I wait for her response, knowing how busy she is today. She sends me an email with a name and a phone number. This is how I find Mark Thompson, Executive Director of the Newport Restoration Foundation. He left me a note at the most helpful Laura of the Yankee Pedlar Inn who assisted greatly in the plan.

So, here we are, Nancy Callahan, President of the Alliance Francaise of NW CT and myself by the corner of the Vernon House. Do you recognize my Rochambeau necklace from an earlier post?

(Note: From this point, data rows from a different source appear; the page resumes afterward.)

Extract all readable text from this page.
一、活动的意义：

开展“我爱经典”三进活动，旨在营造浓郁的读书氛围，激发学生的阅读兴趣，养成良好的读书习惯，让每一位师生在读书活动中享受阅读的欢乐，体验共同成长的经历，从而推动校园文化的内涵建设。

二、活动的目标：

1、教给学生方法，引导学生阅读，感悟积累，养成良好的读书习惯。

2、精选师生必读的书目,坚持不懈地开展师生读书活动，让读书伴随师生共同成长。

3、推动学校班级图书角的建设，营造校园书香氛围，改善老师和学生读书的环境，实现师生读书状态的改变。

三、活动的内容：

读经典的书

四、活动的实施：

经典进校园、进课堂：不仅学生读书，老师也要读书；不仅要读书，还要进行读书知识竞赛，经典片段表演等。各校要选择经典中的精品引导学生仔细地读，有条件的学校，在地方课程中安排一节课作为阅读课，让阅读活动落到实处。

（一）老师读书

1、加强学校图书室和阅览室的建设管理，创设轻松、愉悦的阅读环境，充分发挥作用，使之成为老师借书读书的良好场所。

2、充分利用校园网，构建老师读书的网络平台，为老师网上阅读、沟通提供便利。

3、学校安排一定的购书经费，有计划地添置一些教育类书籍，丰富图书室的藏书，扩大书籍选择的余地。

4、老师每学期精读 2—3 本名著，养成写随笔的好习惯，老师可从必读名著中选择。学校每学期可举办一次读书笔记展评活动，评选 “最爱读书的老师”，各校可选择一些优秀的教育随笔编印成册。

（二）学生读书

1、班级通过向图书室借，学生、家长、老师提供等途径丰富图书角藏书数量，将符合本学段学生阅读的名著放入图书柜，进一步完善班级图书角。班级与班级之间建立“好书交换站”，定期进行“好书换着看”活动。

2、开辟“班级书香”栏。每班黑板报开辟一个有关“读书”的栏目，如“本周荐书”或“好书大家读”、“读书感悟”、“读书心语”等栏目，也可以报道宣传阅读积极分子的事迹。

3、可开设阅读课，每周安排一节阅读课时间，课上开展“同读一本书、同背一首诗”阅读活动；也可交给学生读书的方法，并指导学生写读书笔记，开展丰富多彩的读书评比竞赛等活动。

Nancy and I are standing below the copper relief bust of General Rochambeau in profile. We arrive a little early to take a couple of photos before we tour the house. The suspense is building as we will meet Mr. Thompson at 1:30 around the corner at the front door.

On this date in History…

November 1, 1780 –After Rochambeau and his army restored war-damaged homes in Newport, RI., it was moving-in day for the French.

The British had vacated Newport in November 1779, leaving many buildings in poor repair.

Rochambeau made Newporters am offer they could not refuse. He would, at French expense, restore many of their damaged homes in order to use them for billeting his officers. They would then occupy them during their mission in Rhode Island.  Following their departure, Rochambeau would return the homes to their original owners at no expense.

He did just this and made many new American friends!

map november 1

November 1779 Brits vacated Newport, RI, after 3 year occupation.